My wife’s car when we started dating was an early 1980’s Subaru DL sedan. It was nicely screwed together, but pretty basic and boring, as befits a young, underpaid working person.

But there have been a lot of times when I wish we had never traded away that dependable little Subie for something flashier. It was an unspectacular little performer that never let us down.

And that reputation was hard earned. I remember when shopping for my first new car in 1970, I had my heart set on a Triumph sports car, but our local dealer had just taken on this new brand called Subaru. And the little GL sports coupe offered so much more equipment for the money. But of course, I chose one made by the folks who never got into computers because they couldn’t make them leak oil.

Subaru has done just fine without our business, and now are a roaring success, particularly out west where their “go anywhere” character is especially welcome.

And now, after scores of Imprezas, Outbacks, Foresters and such, they have entered the mid-sized, 3-row seating class of SUV with the new Ascent.

And while there are folks in other, flatter parts of the Grand Old Republic who may or may not need all this off-road capability, they end up buying them anyway.
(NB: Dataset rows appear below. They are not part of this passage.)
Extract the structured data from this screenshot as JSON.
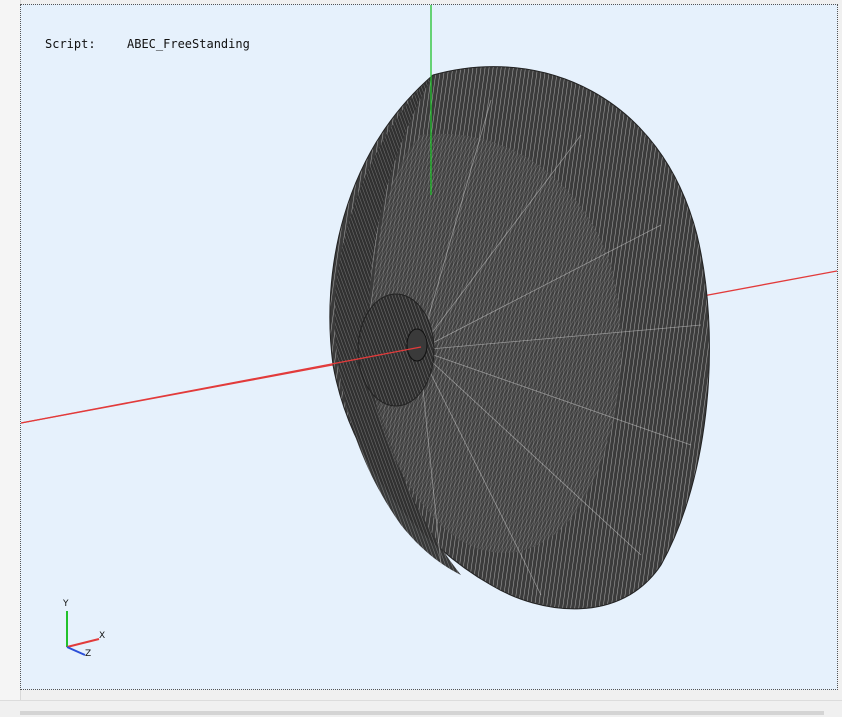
{
  "viewer": {
    "script_label": "Script:",
    "script_name": "ABEC_FreeStanding",
    "background_color": "#e6f1fc"
  },
  "axes_indicator": {
    "y_label": "Y",
    "x_label": "X",
    "z_label": "Z",
    "x_color": "#e23b3b",
    "y_color": "#22c22c",
    "z_color": "#2b4fd8"
  },
  "model": {
    "mesh_color": "#3a3a3a",
    "line_color": "#9a9a9a"
  }
}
Better to have it and not need it than visa-versa.

And in a world of Highlanders, Pilots, Explorers, Durangos and Traverses, the Ascent is a very competitive entry.
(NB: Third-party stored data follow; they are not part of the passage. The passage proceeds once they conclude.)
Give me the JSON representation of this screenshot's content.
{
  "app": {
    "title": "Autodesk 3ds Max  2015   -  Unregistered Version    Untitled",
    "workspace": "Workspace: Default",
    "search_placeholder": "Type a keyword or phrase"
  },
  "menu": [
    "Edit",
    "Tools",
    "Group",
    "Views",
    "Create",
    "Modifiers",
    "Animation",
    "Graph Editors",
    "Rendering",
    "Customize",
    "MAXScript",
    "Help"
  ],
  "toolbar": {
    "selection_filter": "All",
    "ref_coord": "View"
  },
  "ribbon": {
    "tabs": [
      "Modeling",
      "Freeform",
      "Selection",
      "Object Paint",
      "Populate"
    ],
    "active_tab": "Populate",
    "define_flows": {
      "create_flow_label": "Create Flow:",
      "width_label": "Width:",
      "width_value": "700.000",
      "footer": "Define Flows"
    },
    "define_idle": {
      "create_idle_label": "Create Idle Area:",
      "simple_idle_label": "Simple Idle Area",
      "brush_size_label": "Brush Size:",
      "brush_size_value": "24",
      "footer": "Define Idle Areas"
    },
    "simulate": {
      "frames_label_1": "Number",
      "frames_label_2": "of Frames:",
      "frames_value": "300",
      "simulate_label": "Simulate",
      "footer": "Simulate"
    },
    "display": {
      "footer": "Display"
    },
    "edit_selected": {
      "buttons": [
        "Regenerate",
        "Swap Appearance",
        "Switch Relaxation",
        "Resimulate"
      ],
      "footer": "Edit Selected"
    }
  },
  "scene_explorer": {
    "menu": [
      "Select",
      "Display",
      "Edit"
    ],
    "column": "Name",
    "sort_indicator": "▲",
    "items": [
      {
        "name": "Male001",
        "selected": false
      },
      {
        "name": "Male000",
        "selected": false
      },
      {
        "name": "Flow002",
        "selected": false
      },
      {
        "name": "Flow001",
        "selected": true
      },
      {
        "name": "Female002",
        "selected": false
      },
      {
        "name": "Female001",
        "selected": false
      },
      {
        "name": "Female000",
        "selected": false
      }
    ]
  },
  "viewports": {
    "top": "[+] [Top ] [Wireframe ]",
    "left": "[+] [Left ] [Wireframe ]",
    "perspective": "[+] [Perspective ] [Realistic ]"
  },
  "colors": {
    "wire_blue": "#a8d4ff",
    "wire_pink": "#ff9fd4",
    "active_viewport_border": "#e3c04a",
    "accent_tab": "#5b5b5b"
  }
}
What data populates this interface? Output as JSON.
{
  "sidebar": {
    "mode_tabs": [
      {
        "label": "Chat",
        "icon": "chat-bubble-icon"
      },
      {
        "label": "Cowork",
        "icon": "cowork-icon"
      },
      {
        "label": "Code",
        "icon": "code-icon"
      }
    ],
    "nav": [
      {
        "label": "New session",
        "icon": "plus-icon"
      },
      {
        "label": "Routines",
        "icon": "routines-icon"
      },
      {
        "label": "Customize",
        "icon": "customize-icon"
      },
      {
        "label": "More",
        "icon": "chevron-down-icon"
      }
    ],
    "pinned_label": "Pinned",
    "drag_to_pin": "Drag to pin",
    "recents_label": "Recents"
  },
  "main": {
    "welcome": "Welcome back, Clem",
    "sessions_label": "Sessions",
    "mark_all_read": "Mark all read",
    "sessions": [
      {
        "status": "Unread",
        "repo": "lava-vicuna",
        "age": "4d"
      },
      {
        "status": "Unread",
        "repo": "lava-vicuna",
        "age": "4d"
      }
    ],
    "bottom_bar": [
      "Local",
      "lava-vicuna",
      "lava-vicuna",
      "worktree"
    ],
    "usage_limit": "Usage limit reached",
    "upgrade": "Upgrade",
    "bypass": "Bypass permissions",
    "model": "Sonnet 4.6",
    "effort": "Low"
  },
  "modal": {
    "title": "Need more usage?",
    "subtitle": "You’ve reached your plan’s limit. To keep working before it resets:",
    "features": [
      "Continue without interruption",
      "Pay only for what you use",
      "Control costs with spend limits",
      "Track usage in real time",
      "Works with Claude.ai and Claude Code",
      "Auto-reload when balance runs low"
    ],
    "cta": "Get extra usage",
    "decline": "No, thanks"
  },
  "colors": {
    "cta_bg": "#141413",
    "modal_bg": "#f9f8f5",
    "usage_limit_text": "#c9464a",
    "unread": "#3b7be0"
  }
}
The looks are, frankly, forgettable. But then again, none of these vehicles are fashion statements. They are stylish, all-wheel-drive boxes and as such, the Ascent is as pretty as any.

Inside though, Subaru has done a magnificent job creating a lovely perch from which operate this latest contestant in the family crossover stakes.
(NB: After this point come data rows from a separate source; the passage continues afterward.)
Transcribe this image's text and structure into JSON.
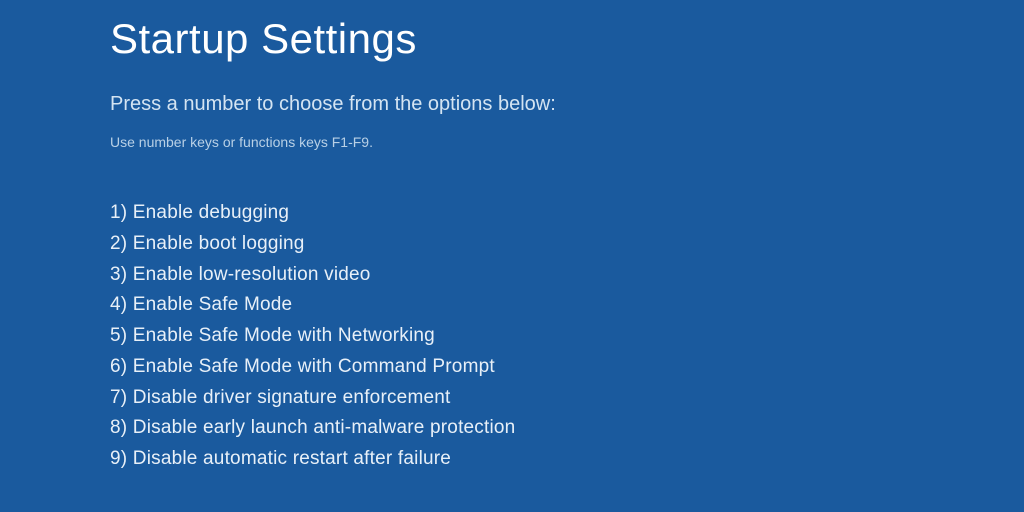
{
  "title": "Startup Settings",
  "instruction": "Press a number to choose from the options below:",
  "hint": "Use number keys or functions keys F1-F9.",
  "options": [
    {
      "num": "1",
      "label": "Enable debugging"
    },
    {
      "num": "2",
      "label": "Enable boot logging"
    },
    {
      "num": "3",
      "label": "Enable low-resolution video"
    },
    {
      "num": "4",
      "label": "Enable Safe Mode"
    },
    {
      "num": "5",
      "label": "Enable Safe Mode with Networking"
    },
    {
      "num": "6",
      "label": "Enable Safe Mode with Command Prompt"
    },
    {
      "num": "7",
      "label": "Disable driver signature enforcement"
    },
    {
      "num": "8",
      "label": "Disable early launch anti-malware protection"
    },
    {
      "num": "9",
      "label": "Disable automatic restart after failure"
    }
  ]
}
Quality materials, stitched together with care, and a dash layout that is logical and a far cry from the busy, multi-button monstrosities in some vehicles that look less like a dashboard and more like Tokyo at night.

The Ascent rides on Subaru’s global platform that underpins other models, and power comes from the traditional flat-four engine layout, like an old Beetle or Porsche, but punched out to 2.4-liters, turbocharged and inter-cooled to produce 260 horsepower and enough grunt to handle western winters.

A continuously variable automatic transmission is the only one available.

Prices start in the mid-$30,000 range, and end up in the mid-40’s. So, this is the family hauler of today, even in parts of the country where a minivan might make more sense. But honestly. Who wants to be seen in a minivan?

The Subaru Ascent is a first rate entrant in this growing segment, and a force to be reckoned with for everyone else.